While many of the prior innovations in AI were striking and exciting (AlexNet, CNNs, RNNs, GANs etc) this time does feel different for a few reasons. There is reason to believe while incumbents should capture a good amount of the value in this wave, startups will take a bigger share of AI generated value this time around.
One of the remarkable things about this current technology wave is the speed of innovation across many areas.
This time, the technology seems dramatically stronger, which means it is easier to create 10X better products to overcome incumbent advantages. The "why now" may simply be a technology sea change.

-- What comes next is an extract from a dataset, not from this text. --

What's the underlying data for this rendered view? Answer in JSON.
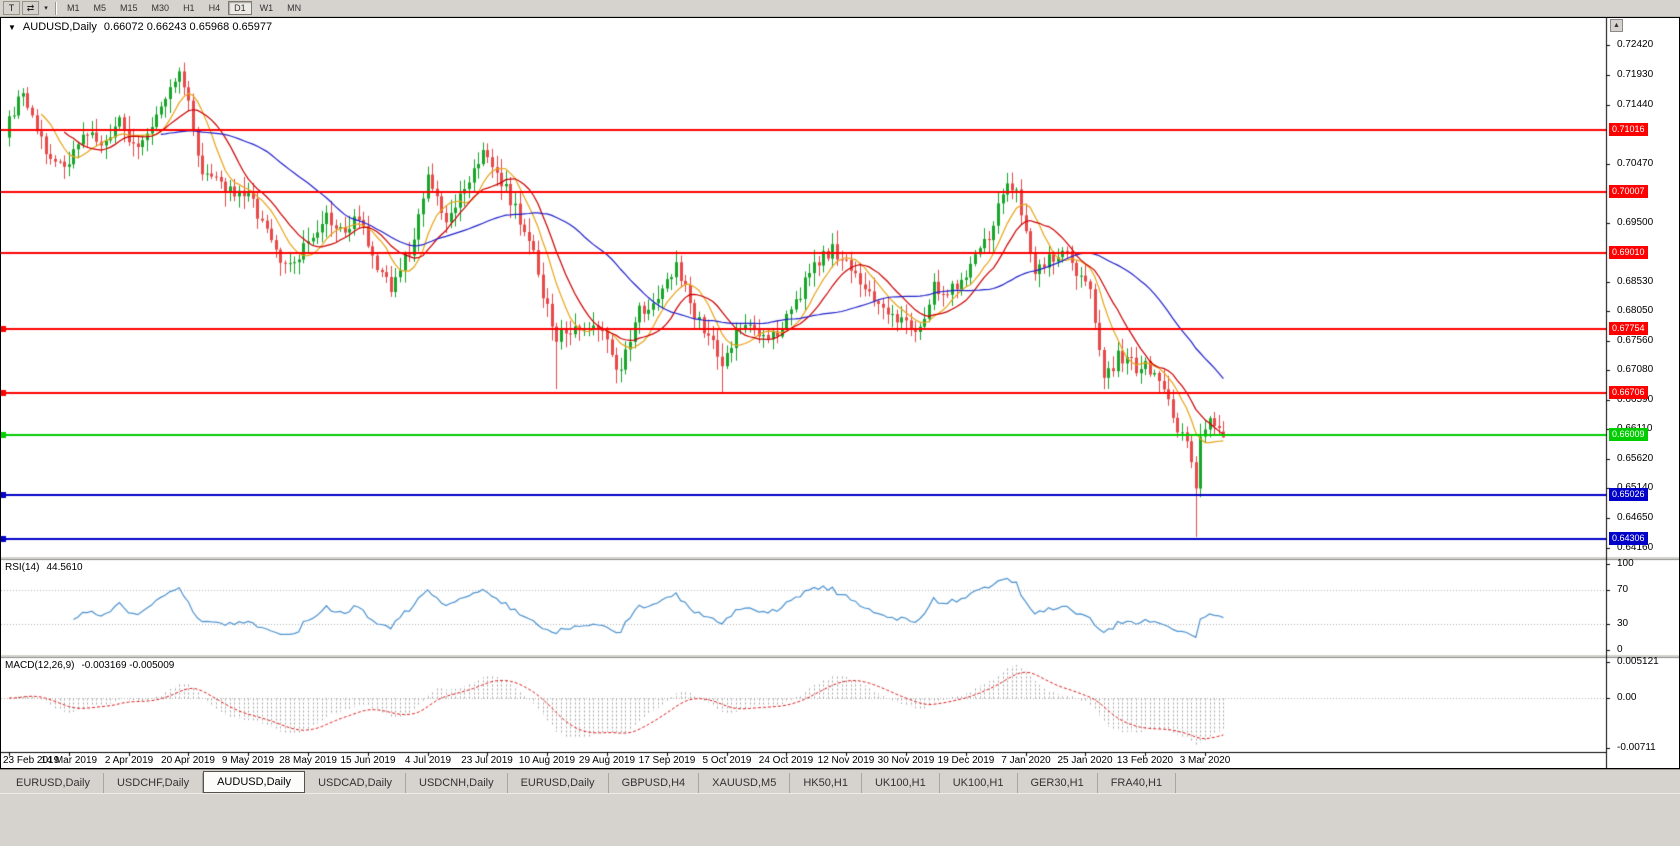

GPT-3 seems to be useful but not "breakthrough" useful to the point where large numbers of startups are building big businesses on it yet. This could also just mean not enough time has passed since it launched recently. However, a 5-10X better model then GPT-3 should create a whole new startup ecosystem while also augmenting incumbent products.
Unlike the prior wave of AI startups, there are a clear set of infrastructure-centric companies with broad adoption and rapidly growing usage - this includes OpenAI, Stability.AI, Hugging Face, Weights and Biases, and others.
There are highly repetitive, highly paid tasks (code, marketing copy, images for websites etc)
Workflow tools do not exist or are weak for the use case, so the AI features become a core and useful part of a broader workflow tool
Summarization or generation of text or images is useful for the product application - this is enabled in a high fidelity way by new AI tech in a way that did not exist before.
The key with all this exciting tech will be to avoid the hammer-looking-for-a-nail problem. It will be important to identify actual end user needs and unserved product/markets that will benefit from this wave of exciting technology.
After having personally worked for 15 years on AI-related products directly, or investing in them, it feels like startups will finally start to get real value from AI. Exciting times lie ahead!